Another week passed, and, after six weeks of delays, the PBM-mandated pharmacy contacted Belinda. They wanted now to schedule delivery – again. The prescription was then sent to PBM’s clinical department to verify dose, diagnosis, allergies, and drug interactions.

At this stage, someone at the PBM finally noticed that the drug was being prescribed for an off-label usage and called her oncologist to verify the diagnosis. The oncologist spoke to the PBM pharmacist, explaining that the drug had been approved for nearly a year, with the patient taking it all that time, to very beneficial results. It had always been for off-label usage, and the insurance company had always agreed to it. What was the matter?

The PBM pharmacist had no explanation for the time lag, nor was there any documentation to explain why more than two months had passed. At the end of the conversation, the doctor asked if Belinda could finally expect to receive her medication now. “No,” the pharmacist replied. “Now, we forward the matter to the payment verification center. After that stage, it will be forwarded to the dispensing center. Then we can ship it out.”

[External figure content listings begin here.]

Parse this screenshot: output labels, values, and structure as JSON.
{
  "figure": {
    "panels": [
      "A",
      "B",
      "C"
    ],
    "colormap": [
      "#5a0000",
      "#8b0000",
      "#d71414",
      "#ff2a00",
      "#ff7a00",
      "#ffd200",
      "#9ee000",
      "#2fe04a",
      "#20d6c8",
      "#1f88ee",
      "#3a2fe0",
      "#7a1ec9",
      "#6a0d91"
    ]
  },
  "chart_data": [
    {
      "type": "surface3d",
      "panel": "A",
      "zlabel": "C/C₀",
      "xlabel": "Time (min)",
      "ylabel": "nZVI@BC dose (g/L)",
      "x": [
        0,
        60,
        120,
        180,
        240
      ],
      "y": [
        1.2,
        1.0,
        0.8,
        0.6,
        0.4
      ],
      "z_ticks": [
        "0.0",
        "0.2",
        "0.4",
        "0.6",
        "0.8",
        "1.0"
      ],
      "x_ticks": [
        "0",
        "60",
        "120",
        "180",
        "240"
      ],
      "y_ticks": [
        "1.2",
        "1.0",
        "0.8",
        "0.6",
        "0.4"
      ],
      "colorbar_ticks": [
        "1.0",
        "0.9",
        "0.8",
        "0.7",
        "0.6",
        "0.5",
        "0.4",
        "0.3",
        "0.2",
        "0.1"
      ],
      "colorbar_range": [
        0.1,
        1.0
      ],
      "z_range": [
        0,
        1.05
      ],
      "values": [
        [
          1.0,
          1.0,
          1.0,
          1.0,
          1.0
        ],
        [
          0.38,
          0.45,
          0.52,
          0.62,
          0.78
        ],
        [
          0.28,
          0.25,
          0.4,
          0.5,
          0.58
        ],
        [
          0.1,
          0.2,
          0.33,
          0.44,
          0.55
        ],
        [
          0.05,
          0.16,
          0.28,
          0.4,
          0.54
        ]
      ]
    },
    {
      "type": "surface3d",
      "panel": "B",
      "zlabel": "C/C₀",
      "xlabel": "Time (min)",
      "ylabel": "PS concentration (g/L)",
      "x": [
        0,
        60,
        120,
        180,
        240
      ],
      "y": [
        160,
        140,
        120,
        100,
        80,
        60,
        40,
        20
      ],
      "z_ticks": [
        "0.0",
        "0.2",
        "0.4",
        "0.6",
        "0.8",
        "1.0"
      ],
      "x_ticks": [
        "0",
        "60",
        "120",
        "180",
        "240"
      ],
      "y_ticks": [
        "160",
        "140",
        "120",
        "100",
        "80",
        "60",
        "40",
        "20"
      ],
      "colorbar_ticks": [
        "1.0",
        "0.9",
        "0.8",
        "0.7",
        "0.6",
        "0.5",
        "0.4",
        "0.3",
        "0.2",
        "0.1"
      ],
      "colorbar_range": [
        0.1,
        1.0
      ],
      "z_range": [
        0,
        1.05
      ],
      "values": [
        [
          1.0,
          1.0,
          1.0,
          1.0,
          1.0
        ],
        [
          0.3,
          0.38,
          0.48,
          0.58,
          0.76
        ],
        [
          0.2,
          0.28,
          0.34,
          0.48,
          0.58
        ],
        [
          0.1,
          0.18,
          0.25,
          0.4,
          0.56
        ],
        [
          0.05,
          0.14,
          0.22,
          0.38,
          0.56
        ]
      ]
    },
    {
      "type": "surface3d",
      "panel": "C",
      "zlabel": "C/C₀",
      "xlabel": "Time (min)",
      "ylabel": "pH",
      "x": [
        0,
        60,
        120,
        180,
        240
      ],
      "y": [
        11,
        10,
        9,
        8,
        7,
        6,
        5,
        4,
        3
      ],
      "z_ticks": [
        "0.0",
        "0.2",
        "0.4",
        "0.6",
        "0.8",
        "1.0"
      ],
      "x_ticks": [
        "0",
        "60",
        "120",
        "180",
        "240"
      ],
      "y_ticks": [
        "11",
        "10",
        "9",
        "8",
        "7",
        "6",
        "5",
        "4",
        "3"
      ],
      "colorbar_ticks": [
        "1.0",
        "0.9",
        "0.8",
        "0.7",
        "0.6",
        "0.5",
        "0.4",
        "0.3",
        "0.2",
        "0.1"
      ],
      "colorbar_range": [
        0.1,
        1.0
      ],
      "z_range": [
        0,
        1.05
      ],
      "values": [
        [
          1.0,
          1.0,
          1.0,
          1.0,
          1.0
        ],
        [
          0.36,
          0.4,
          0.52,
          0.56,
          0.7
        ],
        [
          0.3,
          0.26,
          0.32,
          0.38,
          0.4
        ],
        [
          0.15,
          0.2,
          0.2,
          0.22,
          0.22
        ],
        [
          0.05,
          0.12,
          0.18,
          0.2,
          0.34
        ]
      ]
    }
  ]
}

Had Belinda been authorized to purchase her medicine from the in-house pharmacy at her doctor’s office, the entire process would have taken a single day.

The larger an organization, the more complex the bureaucratic procedures. This is often done under the guise of ensuring safety. However, how far do things need to go before it can be said that the harm to patients has greatly surpassed any intended good? At what point do the PBMs themselves become accountable to a certain standard of care – even in terms of something as simple as response time?